In March 1993, it was reported that Steven Seagal had entered into a deal with Columbia to star in Fire Down Below one week after Warner Bros. delayed filming on his directorial debut Rainbow Warrior (later released as On Deadly Ground) after executives became concerned about the film's budget. Warner Bros. stated Rainbow Warrior, which was planned to be filmed in Alaska, cited insufficient snowfall as reason for the delay, but the National Weather Service reported that Valdez, Alaska recorded 47 inches of snow on the ground and Nome, Alaska had 10 inches with snow showers forecast throughout the week.

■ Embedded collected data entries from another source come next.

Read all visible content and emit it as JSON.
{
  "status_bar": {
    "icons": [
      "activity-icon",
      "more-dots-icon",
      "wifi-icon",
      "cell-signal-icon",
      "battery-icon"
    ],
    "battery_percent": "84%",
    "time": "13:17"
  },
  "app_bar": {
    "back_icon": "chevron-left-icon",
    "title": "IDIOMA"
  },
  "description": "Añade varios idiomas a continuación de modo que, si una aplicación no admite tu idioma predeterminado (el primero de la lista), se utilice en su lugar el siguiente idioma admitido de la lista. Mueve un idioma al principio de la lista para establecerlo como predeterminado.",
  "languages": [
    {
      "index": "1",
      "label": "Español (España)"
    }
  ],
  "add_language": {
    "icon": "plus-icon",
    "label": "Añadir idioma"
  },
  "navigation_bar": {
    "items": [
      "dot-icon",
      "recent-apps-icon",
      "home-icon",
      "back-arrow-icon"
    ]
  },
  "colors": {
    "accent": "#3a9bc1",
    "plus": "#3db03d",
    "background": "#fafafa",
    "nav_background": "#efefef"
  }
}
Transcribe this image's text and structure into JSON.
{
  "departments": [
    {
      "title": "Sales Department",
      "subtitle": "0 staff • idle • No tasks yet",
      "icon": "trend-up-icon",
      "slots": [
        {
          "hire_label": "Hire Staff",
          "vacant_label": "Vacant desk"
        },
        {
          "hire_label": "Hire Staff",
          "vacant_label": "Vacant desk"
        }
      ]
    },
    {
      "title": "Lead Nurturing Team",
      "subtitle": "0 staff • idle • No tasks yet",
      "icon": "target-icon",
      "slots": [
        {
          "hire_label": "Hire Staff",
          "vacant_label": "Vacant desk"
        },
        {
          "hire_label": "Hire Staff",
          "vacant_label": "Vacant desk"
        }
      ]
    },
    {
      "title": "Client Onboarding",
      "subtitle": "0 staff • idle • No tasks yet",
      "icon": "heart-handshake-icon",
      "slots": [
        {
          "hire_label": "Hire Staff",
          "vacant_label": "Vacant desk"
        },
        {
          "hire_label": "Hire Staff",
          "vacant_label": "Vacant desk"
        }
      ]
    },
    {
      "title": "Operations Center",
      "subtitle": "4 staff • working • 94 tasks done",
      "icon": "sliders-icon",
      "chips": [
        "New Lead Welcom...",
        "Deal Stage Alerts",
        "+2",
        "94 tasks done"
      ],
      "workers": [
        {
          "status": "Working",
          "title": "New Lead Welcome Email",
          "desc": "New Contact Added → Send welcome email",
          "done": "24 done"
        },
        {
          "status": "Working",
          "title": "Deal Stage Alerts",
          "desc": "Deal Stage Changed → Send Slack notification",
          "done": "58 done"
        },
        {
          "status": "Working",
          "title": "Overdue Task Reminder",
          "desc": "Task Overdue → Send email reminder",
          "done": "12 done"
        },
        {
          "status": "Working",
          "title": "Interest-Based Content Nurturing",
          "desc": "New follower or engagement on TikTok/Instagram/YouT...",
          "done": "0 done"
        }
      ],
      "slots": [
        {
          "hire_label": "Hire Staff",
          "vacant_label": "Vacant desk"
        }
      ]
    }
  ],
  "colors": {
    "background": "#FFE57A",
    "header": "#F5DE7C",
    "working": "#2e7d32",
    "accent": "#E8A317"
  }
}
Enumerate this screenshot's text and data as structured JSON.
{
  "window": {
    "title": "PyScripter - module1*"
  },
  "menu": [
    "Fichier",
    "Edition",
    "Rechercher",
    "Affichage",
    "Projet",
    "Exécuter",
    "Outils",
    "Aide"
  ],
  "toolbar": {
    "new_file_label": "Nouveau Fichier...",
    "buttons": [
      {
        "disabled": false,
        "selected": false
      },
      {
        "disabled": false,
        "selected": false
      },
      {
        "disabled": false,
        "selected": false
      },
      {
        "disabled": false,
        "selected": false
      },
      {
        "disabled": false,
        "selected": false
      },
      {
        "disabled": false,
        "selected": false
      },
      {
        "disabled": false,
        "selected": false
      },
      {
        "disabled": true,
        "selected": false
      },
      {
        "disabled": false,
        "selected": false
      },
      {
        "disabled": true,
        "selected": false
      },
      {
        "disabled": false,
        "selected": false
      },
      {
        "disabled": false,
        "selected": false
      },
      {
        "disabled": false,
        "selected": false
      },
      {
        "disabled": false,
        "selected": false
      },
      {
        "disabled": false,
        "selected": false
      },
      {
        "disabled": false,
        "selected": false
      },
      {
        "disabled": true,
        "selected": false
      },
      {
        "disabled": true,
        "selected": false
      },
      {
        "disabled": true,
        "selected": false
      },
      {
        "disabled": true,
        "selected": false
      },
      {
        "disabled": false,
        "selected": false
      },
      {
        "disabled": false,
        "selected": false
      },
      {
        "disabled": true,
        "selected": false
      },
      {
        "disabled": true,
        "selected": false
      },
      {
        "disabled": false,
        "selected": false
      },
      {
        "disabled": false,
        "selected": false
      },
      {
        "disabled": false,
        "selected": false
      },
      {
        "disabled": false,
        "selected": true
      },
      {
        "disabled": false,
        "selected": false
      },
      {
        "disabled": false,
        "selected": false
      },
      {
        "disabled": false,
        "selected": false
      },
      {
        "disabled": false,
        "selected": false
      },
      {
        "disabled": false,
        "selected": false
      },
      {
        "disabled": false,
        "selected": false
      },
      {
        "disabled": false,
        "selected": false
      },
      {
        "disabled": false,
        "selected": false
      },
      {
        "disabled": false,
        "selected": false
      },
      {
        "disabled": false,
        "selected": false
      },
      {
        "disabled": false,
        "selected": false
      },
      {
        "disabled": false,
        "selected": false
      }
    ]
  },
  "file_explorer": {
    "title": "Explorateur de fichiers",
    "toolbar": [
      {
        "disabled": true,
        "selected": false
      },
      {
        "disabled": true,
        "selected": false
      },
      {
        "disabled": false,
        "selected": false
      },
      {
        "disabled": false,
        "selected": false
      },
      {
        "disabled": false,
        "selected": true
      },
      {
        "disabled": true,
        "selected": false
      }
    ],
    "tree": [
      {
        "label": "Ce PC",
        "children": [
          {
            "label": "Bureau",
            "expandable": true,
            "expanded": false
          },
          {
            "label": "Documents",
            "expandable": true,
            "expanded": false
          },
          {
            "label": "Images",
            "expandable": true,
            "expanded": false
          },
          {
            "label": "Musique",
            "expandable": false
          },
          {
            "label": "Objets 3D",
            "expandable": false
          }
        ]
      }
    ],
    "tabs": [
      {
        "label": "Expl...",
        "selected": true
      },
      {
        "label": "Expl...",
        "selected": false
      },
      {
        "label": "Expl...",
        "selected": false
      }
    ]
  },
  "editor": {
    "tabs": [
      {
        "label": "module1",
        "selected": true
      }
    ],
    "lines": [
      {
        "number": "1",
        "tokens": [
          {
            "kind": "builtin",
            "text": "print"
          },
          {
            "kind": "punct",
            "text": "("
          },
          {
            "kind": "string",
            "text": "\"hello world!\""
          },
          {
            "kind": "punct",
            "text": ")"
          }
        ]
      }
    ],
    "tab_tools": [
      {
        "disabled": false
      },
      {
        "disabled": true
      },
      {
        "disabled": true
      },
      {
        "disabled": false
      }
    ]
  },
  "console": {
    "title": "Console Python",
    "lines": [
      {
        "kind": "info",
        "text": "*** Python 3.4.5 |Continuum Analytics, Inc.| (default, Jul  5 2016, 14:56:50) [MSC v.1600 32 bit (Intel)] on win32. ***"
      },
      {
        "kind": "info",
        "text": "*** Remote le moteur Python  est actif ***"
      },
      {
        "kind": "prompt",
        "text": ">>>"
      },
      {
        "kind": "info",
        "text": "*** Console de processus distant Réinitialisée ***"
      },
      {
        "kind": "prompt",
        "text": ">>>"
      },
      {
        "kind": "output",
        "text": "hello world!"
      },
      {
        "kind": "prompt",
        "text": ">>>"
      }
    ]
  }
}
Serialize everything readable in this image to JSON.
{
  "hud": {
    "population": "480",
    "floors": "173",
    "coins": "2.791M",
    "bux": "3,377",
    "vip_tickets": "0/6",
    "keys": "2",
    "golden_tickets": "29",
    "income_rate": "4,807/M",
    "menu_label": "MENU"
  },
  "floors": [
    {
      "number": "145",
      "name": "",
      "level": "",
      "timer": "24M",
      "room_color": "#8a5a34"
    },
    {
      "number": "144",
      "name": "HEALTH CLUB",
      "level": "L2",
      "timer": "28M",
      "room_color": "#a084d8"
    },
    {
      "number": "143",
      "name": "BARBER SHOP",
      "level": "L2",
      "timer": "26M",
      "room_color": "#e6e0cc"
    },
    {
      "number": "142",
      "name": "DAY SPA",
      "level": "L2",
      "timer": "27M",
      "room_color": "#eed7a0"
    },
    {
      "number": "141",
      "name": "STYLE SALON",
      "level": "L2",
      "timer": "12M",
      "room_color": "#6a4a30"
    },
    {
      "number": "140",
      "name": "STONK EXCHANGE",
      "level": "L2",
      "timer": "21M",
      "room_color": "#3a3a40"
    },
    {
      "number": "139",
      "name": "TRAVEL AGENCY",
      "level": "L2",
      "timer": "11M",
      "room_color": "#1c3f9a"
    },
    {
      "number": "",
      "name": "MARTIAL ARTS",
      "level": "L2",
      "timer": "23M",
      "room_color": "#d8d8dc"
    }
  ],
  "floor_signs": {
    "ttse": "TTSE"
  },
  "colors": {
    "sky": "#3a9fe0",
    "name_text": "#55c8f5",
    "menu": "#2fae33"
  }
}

This led to rumors in the industry that Warner Bros. was finding excuses to postpone Rainbow Warrior after the film's mid $30 million budget had ballooned into the high $40 million with anonymous sources attributing the cost increases to Seagal's inability to control the production. Additional rumors claimed that Seagal was so annoyed with Warner Bros. that he took the similarly environmentally themed film Fire Down Below as tit for tat for Warner Bros. delay which Warner Bros. denied as Seagal's four-picture deal with Warner Bros. gave Seagal the option to do one film with another studio outside the deal referred to as an "out" movie. Later that month, Rob Friedman, then Warner Bros. President of Worldwide Advertising and Publicity, stated that Seagal would not be making Fire Down Below until 1995 or 1996 as he had to make three more movies for Warner Bros. before making an out movie. Then Columbia production chief, Michael Nathanson, indicated the film was "Go Picture" and voiced the intent of making the movie sometime in the next year with Seagal possibly being offered the position of director.

In December 1993, it was reported that Jon Peters contract with Columbia was set to expire at the end of 1994 while Peters former partner Peter Guber signed a five-year contract to become chairman of Sony Pictures Entertainment with speculation that Peters' development slate would be taken elsewhere including Fire Down Below for which Seagal had a pay or play deal. In March 1994, it was reported that Jon Peters would be returning to Warner Bros. where he would also move Fire Down Below from Columbia.

The film was shot on location in and around Kentucky; parts of the "truck chase scene" were shot at Natural Bridge State Resort Park. Some of the opening scenes were filmed at Cumberland Falls State Resort Park. The cave scenes were filmed in the Great Saltpetre Cave. This was the third, and final time that Kane Hodder worked with Steven Seagal as a stuntman.

Seagal liked the film in part because it was "kind of an environmental movie." He also enjoyed working with Marg Helgenberger. "While I don't think she's a physical, spectacular, drop dead gorgeous woman, at the same time she's a spectacular actress," said Seagal. "Her performance was wonderful."

==Release==
Fire Down Below was theatrically released in the United States on September 5, 1997. A home video release followed on January 6, 1998.

While Fire Down Below opened to $6.1 million at the #1 spot during its opening weekend, it was during a weekend described as "lackluster" and was only slightly above G.I. Jane at second place with $5.3 million which had held the top stop for the past two weeks.

==Reception ==
===Box office ===
Fire Down Below was released on September 5, 1997. It grossed $6 million on its opening weekend in the United States and Canada and went on to gross $16.2 million plus $8.3 million internationally for a worldwide total of $24.5 million.

===Critical response===
On Rotten Tomatoes, the film has an approval rating of 15% based on 27 reviews, with an average rating of 3.5/10. On Metacritic the film has a score of 40 out of 100, based on reviews from 13 critics.
Audiences polled by CinemaScore gave the film an average grade of "B−" on an A+ to F scale.

===Accolades===
The film was nominated for four Golden Raspberry Awards at the 18th Golden Raspberry Awards:
- Worst Picture – Julius R. Nasso (lost to The Postman)
- Worst Actor – Steven Seagal (lost to Kevin Costner for The Postman)
- Worst Screen Couple – Seagal and his guitar (lost to Jean-Claude Van Damme and Dennis Rodman for Double Team)
- Worst Original Song – "Fire Down Below" by Seagal and Mark Collie (lost to The Entire Song Score of The Postman)
Seagal was also nominated for Worst Actor at the 1997 Stinkers Bad Movie Awards but lost to Tom Arnold for McHale's Navy.